(Press release, November 1996)
EVANSTON, Ill. --- Popular imagination has long delighted in the specter of robots gone awry. As real robots have invaded America's factories injuries have been few, but if robots have turned out to be good neighbors, much of the credit goes to the fences that keep people safely out of reach.
Soon, robots and humans may truly work hand-in-hand. Researchers at Northwestern University have invented a new kind of collaborative robot, or "cobot." Cobots don't have the powerful motors that drive conventional robots, and that make robots dangerous.
"Cobots can work safely with people, and yet you'll never see them replacing people, because cobots simply can't move on their own at all" says inventor J. Edward Colgate, associate professor of mechanical engineering at Northwestern's Robert R. McCormick School of Engineering and Applied Science.
Colgate described a prototype cobot on Thursday, Nov. 21, at the International Mechanical Engineering Congress and Exposition in Atlanta.
Cobots are being developed under a grant from the General Motors Foundation in response to a need in automobile assembly. Assembly workers must maneuver and attach bulky components such as seats, windshields, and doors, without damaging the auto body. Conventional hoists can reduce the burden of weight, but they add bulk that makes the process slower, and collisions more likely.
Colgate and co-inventor Michael Peshkin, also an associate professor of mechanical engineering, foresee a cobot and a person working together to install an auto component. The cobot offers support against gravity, but its main purpose is to provide guidance.
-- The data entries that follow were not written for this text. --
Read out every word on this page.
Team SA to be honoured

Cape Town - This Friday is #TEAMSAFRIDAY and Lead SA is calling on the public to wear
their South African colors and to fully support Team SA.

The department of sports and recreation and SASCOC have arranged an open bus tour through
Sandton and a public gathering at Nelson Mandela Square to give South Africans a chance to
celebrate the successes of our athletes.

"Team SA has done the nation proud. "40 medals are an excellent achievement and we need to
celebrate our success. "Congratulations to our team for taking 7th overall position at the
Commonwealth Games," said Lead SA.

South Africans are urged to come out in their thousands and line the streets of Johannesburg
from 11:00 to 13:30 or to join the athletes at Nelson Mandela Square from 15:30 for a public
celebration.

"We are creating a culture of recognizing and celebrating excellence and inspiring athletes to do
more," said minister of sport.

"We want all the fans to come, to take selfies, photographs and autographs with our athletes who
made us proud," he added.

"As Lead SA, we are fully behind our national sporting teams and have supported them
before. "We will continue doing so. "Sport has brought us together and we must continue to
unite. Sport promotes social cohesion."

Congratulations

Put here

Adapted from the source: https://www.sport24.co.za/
The human worker supplies all the force necessary to move the component, while taking advantage of the cobot's guidance to push it along quickly and easily without fear of collisions.
The researchers are working with General Motors on a cobot for installation of complete instrument panels, which barely fit through the door opening of a truck cab. The cobot will provide what the researchers call "virtual surfaces" guarding the door frame and interior surfaces of the cab. These surfaces are defined and controlled by the computer that operates the cobot.
Virtual surfaces are invisible, but their presence cannot fail to be noticed. "The virtual surfaces extend out of the cab door like an invisible funnel" says Peshkin. "Workers can maneuver the instrument panel down the middle of the funnel if they wish, but more likely they will prefer to push it up against a virtual surface and just slide it along into the cab."
The virtual surfaces must be strong enough to deflect and redirect the motion of an auto part pushed by a human worker. Cobots do not use motors for this purpose, which would require motors of at least human strength. Instead, cobots use free-rolling wheels. The inventors have found rollerblade wheels to be ideal.
"A few rollerblade wheels, appropriately oriented, can change the direction of motion of a 200 pound skater in a fraction of a second" says Colgate. "That's exactly what a cobot does -- it redirects motion by steering."
The Northwestern team has built a three-wheeled cobot, nicknamed Scooter. Scooter is a low, sturdy triangle with a rollerblade wheel at each corner, each wheel remaining firmly in contact with the ground. The wheels are independently steered, under control of a computer.
True to the passive nature of cobots, Scooter can't move on its own. "You can push it around whatever direction you want until you hit a virtual surface" says graduate student Witaya Wannasuphoprasit, who built Scooter. As the cobot approaches a virtual surface, the control computer steers Scooter's wheels so that only motion parallel to the virtual surface is possible.
"It feels like you've run into a wall" says Peshkin. "It's an invisible wall, and a slippery one. Suddenly you and the cobot are just going in a new direction, yet nothing is physically there."
The future may hold cobots of other shapes. Scooter is able to move about in what is known as a planar workspace, such as a factory floor. The researchers are also designing an arm-like cobot, the shape that many robots have. It could be used in computer-assisted surgery. Like automobile assembly, computer-assisted surgery requires cooperation between a human and a machine.
The researchers note that often the benefit of conventional robots is not their strength or autonomy, but rather the fact that they are directed by computers. "You can think of a cobot as a physical interface for a person to collaborate with a computer" says Colgate.
More information about the Laboratory for Intelligent Mechanical Systems is available at http://lims.mech.nwu.edu
Professor Michael Peshkin may be reached at 847 491 4630
Professor J. Edward Colgate may be reached at 847 491 4264
Comments from General Motors:
"The human operator, with his/her ability to see, feel and react, is a critical contributor to the successful operation of our assembly operations. Whenever possible, we provide our line workers with assist devices for moving large components around. We are also very interested in adapting recent technological advances to develop newer intelligent assist devices. GM is therefore working with Northwestern University to develop a new generation of assist devices.
We are excited by the possibilities that these technologies present," says GM lead engineer and co-principal investigator, Dr. Prasad Akella. "It is important to ensure the operator's safety while creating these new devices. Cobots, inherently, ensure this while facilitating the performance of the operator's task." says Akella. "The fact that they afford the operator greater freedom in performing his/her task while requiring less effort concentrating on moving the modules around helps ensure the quality of our products. We will be testing these devices in our labs and on the plant floor as we continue to develop them."